The back of her bonnet shook a vigorous no. On she plodded, shoulders hunched, as if to make herself smaller in his eyes.

Was it his appearance frightened her? Had he shaved this morning? He stroked his chin, relieved to discover it smooth. He had neglected such niceties, of late--since their return. Val had rousted them early every morning, pushed them to the limits of exhaustion every evening. "C'mon lads," he would remind them, even when he staggered drunkenly to the saddle and they both feared he must fall from the horse. "Must make it home in time for m'birthday. Sleep all you like once we're there."

And here they were, on Valentine's Day, the distance almost covered.

Val's voice made muffled shout from behind him. "Who've you found, Cupid? Piercing local hearts already, are you?"

The young woman turned, eyes wide, sparkling with an intensity of emotion.

"Val!" she murmured, the name thick in her throat. And then, face shuttered by the brim of the bonnet, she turned her back on them, cloak whirling. With a chirrup to the pony, she walked on.

Val and Oscar rode abreast, Val taking a quick pull from the hip flask he always carried.

"Offended her, have you?" he jested, eyes bright with the spirits, attention fixed on the girl, recognition there, and was it contempt?

Alexander opened his mouth on objection, but Val winked and said, "Never mind. Touch-me-not is easily offended."

"Touch me what?"

Val did not wait to explain. He rode after the girl-- always did. With no more luck than Alexander this time. She would not turn her face to him, though he leaned down in the saddle to speak. The brisk shake of her head was unmistakable. In fact, every line of her body spoke of rejection.

Touch me not, Alexander thought.

Beside him, Oscar said quietly, "Looks as if our lad has lost his touch."

Alexander nodded as he watched his pansy faced pretty strike off again with a resolution that inspired admiration. A bloom both sturdy and delicate, brave and frightened. In her steadfast refusals, in the straight-backed sway of the cloak at her heels, he found a pleasing level of independence and self-sufficiency.
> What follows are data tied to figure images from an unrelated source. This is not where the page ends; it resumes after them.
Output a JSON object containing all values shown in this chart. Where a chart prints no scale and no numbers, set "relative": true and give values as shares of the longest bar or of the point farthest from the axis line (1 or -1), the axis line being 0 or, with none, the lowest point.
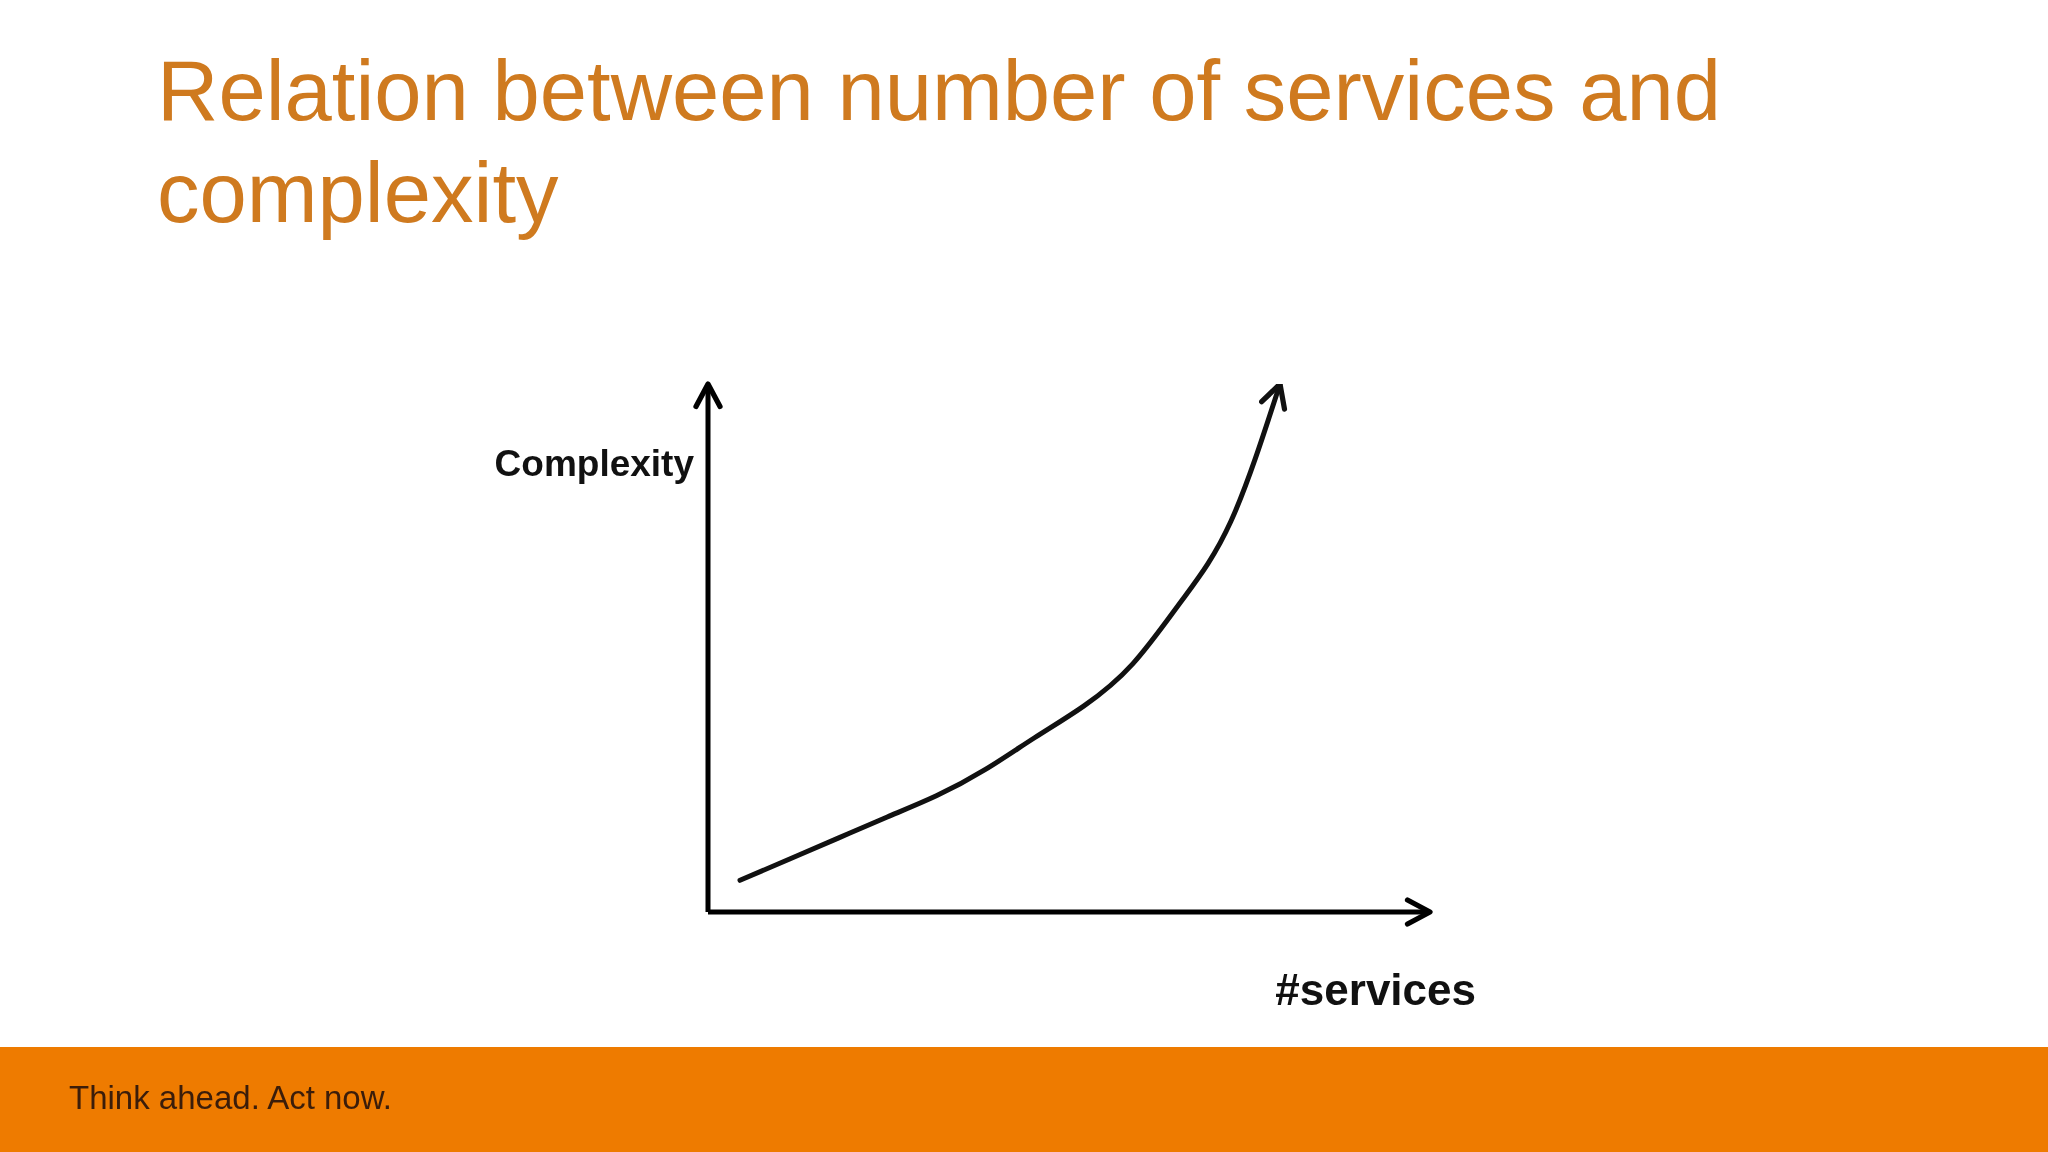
{
  "chart_data": {
    "type": "line",
    "title": "Relation between number of services and complexity",
    "xlabel": "#services",
    "ylabel": "Complexity",
    "annotations": [
      "Think ahead. Act now."
    ],
    "categories": [
      null,
      null,
      null,
      null,
      null,
      null,
      null,
      null,
      null,
      null,
      null,
      null
    ],
    "relative": true,
    "line_style": "solid",
    "series": [
      {
        "color": "#111111",
        "values": [
          0.06,
          0.1,
          0.14,
          0.18,
          0.22,
          0.27,
          0.33,
          0.39,
          0.47,
          0.59,
          0.74,
          1
        ]
      }
    ]
  }
}
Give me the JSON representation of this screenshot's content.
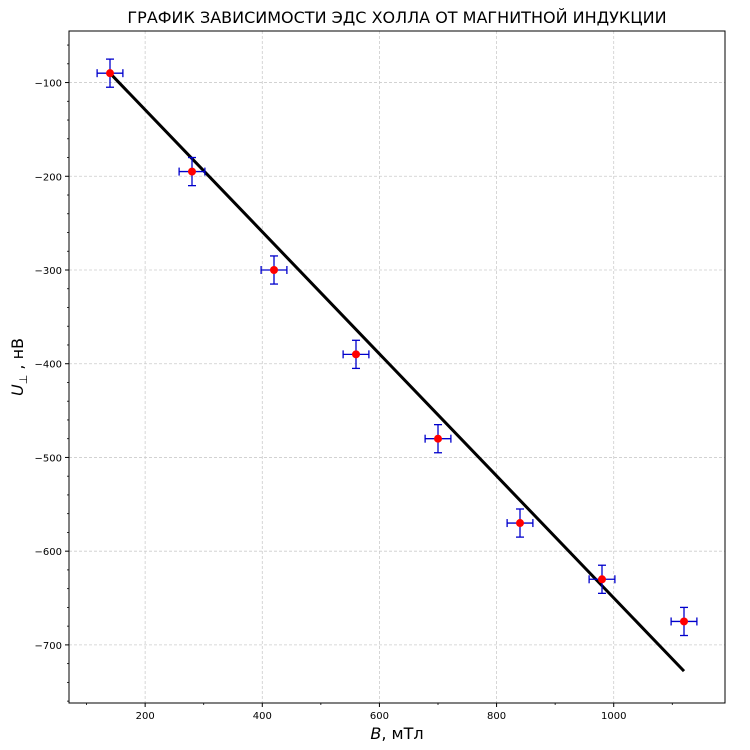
{
  "chart_data": {
    "type": "scatter",
    "title": "ГРАФИК ЗАВИСИМОСТИ ЭДС ХОЛЛА ОТ МАГНИТНОЙ ИНДУКЦИИ",
    "xlabel": {
      "symbol": "B",
      "rest": ", мТл"
    },
    "ylabel": {
      "symbol": "U",
      "subscript": "⊥",
      "rest": " , нВ"
    },
    "xlim": [
      70,
      1190
    ],
    "ylim": [
      -762,
      -45
    ],
    "xticks": [
      200,
      400,
      600,
      800,
      1000
    ],
    "yticks": [
      -100,
      -200,
      -300,
      -400,
      -500,
      -600,
      -700
    ],
    "xtick_labels": [
      "200",
      "400",
      "600",
      "800",
      "1000"
    ],
    "ytick_labels": [
      "−100",
      "−200",
      "−300",
      "−400",
      "−500",
      "−600",
      "−700"
    ],
    "grid": true,
    "points": [
      {
        "x": 140,
        "y": -90,
        "xerr": 22,
        "yerr": 15
      },
      {
        "x": 280,
        "y": -195,
        "xerr": 22,
        "yerr": 15
      },
      {
        "x": 420,
        "y": -300,
        "xerr": 22,
        "yerr": 15
      },
      {
        "x": 560,
        "y": -390,
        "xerr": 22,
        "yerr": 15
      },
      {
        "x": 700,
        "y": -480,
        "xerr": 22,
        "yerr": 15
      },
      {
        "x": 840,
        "y": -570,
        "xerr": 22,
        "yerr": 15
      },
      {
        "x": 980,
        "y": -630,
        "xerr": 22,
        "yerr": 15
      },
      {
        "x": 1120,
        "y": -675,
        "xerr": 22,
        "yerr": 15
      }
    ],
    "fit_line": {
      "x": [
        140,
        1120
      ],
      "y": [
        -90,
        -728
      ]
    },
    "colors": {
      "points": "#ff0000",
      "errorbars": "#0000cc",
      "fit": "#000000",
      "grid": "#cccccc"
    }
  }
}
"Come lads!" Val beckoned, and turning his horse rode past the young woman with a flick of his quirt and a show of his horse's heels.

They trotted after him, tipping hats to the young woman. She did not so much as acknowledge them with a nod. When Alexander turned head in hopes of one last look into her eyes, she wore an expression of proud reserve, her gaze distant, even unfriendly.

Well out of earshot of the woman, Val announced, "And so you meet the flower of Appleby who is both the most and least hospitable of all the blossoms hereabouts. Miss Touch-me-not herself."

"Why insult her?" Alexander asked.

"Insult her?" Val laughed harshly. "Nonsense. She has been just such an oddity since she was a girl: remote, unapproachable, socially inept. She generally has more use for animals than people. Tames wild ponies, straight off the fells, and as wild as her horseflesh in her own way. She is constantly shadowed by a man-eating dog. I wonder where he is today."

"How unlike you, Val, to speak ill of a female," Alexander persisted.

Val reached for his hip flask, wrenched off the cap, and met his gaze with the same intensity with which he had met the French. "Is it?" he asked.

The strength of his words surprised Alexander. For an instant his comrade in arms seemed a stranger as he threw back his handsome head and downed another mouthful.

"Has our Val been spurned by the girl or bitten by the man-eater?" Oscar dared ask, one brow raised, gray eyes inquisitive.

"Ha! They are one and the same," Val snapped, screwing the lid back onto the flask, the tension of the moment broken, the cheeky grin he gave them all too familiar. He spurred his mount into startled motion.

"Should have held tongue," Oscar chastised himself, tweaking at his mustache, as he always did when he was nervous. He had tweaked it almost into oblivion in the greatest furor of fighting. "Lad's in one of his moods," he said. "This homecoming, perhaps."

"And you? Alexander asked. "Have you no homecoming to look forward to?"

Oscar smoothed thinning hair away from an intelligent brow, and frowned. "I find myself strangely reluctant." The frown melted into a lopsided grin beneath the sketchy mustache. "Strange, isn't it?"

Alexander thought of his own postponed homecoming as he gigged the gray into motion. "Not in the least."